Bahtera Alam sebagai lembaga yang concern terhadap persoalan dan isu-isu kehutanan dan hak masyarakat adat, ikut serta dalam perhelatan FSC di Bali dan mengikuti proses pertemuan khususnya pada social chamber, yaitu ruang diskusi yang fokus membicarakan persoalan sosial pada sektor kehutanan.
Bahtera Alam diterima sebagai anggota FSC pada Agustus 2022 lalu setelah melalui tahapan proper test, dan menjadi satu-satunya anggota dari lembaga NGO yang ada di Sumatera.
“Alasan Bahtera Alam ikut berkontribusi dalam organisasi internasional ini karena FSC memiliki ruang diskusi khusus untuk persoalan penghormatan hak masyarakat adat agar bisa mendapatkan pengakuan dan hak mereka dari perusahaan-perusahaan kehutanan yang banyak beroperasi di Indonesia,” ungkap Direktur Eksekutif Bahtera Alam, Harry Oktavian.

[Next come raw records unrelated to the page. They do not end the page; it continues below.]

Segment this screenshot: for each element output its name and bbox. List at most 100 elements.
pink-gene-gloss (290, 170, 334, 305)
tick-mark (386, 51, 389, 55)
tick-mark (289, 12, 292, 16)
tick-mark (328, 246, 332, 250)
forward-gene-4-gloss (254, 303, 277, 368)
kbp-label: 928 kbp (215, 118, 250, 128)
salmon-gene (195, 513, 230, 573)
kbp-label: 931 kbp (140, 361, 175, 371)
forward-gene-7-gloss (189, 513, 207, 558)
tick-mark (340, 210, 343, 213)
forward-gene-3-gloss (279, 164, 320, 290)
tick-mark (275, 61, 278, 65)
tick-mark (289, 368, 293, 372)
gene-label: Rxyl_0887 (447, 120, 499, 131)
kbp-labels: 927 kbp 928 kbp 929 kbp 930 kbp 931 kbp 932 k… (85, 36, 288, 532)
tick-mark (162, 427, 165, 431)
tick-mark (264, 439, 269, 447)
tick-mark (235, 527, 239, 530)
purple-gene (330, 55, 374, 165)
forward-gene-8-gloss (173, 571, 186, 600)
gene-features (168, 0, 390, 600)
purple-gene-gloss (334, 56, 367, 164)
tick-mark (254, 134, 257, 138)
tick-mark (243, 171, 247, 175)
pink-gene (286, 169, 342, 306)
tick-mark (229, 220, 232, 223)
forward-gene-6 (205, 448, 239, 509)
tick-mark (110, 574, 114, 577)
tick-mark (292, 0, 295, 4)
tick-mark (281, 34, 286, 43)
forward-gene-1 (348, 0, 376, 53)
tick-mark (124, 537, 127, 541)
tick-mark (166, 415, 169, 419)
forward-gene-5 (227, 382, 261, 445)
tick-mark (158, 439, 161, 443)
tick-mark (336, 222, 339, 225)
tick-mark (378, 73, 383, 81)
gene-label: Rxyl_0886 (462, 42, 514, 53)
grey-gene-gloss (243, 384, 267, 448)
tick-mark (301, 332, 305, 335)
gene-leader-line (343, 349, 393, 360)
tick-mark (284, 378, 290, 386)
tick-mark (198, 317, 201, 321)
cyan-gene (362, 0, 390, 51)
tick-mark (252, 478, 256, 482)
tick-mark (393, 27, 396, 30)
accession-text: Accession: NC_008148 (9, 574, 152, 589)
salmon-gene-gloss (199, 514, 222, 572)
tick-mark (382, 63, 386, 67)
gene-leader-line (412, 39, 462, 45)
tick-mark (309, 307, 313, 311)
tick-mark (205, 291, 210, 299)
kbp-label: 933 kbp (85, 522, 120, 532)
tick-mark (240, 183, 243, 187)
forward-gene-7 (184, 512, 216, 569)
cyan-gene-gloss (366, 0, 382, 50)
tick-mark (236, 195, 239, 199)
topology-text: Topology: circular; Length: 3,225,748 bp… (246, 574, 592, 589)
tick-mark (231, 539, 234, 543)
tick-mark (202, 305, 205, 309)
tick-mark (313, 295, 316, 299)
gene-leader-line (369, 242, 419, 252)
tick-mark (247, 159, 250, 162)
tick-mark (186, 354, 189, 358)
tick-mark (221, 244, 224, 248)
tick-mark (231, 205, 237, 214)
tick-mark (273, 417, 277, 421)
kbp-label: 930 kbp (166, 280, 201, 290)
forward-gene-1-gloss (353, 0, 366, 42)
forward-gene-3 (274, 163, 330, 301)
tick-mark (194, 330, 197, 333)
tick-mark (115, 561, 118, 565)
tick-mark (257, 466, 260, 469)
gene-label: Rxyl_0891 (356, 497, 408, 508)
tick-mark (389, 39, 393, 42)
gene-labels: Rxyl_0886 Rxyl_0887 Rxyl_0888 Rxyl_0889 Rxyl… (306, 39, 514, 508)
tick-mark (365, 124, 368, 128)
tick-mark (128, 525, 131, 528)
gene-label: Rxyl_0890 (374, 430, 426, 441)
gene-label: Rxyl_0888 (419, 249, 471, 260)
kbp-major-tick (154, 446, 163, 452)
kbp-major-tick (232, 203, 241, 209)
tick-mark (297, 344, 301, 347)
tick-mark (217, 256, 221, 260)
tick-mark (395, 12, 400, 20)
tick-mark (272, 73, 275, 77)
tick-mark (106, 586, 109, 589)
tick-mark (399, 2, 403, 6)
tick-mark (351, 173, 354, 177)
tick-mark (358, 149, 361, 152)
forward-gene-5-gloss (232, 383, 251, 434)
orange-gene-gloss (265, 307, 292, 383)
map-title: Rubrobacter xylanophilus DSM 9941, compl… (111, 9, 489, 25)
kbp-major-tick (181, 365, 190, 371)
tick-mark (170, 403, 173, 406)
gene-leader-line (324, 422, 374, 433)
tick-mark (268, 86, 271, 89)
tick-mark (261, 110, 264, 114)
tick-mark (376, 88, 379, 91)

Harry Oktavian menyebutkan bahwa ruang ini atau social chamber bisa menjadi wadah untuk mendorong menyelesaikan persoalan sengketa tenurial khususnya pada masyarakat adat atau lokal yang berkaitan dengan industri kehutanan dalam skema sertifikasi FSC.
“Jika pada persoalan industri perkebunan sawit kita kenal ada organisasi RSPO, maka pada sektor kehutanan ada organisasi yang memberikan penilaian dan mengeluarkan sertifikasi, itu yang disebut FSC,” ujar Harry.
Selain itu tambahnya, peluang masyarakat dalam pengelolaan hutan juga bisa mendapatkan sertifikasi FSC ini, seperti kelompok masyarakat di Konawe Selatan (Sulawesi Tenggara) di mana sejak tahun 2005 telah mendapatkan sertifikasi FSC sebagai bukti pengelolaan hutan lestari yang diakui berlandaskan standar internasional. Selain itu, petani hutan di Jawa saat ini juga telah mendapatkan pengakuan pengelolaan hutan dari FSC ini.
Apa itu Forest Stewardship Council (FSC)?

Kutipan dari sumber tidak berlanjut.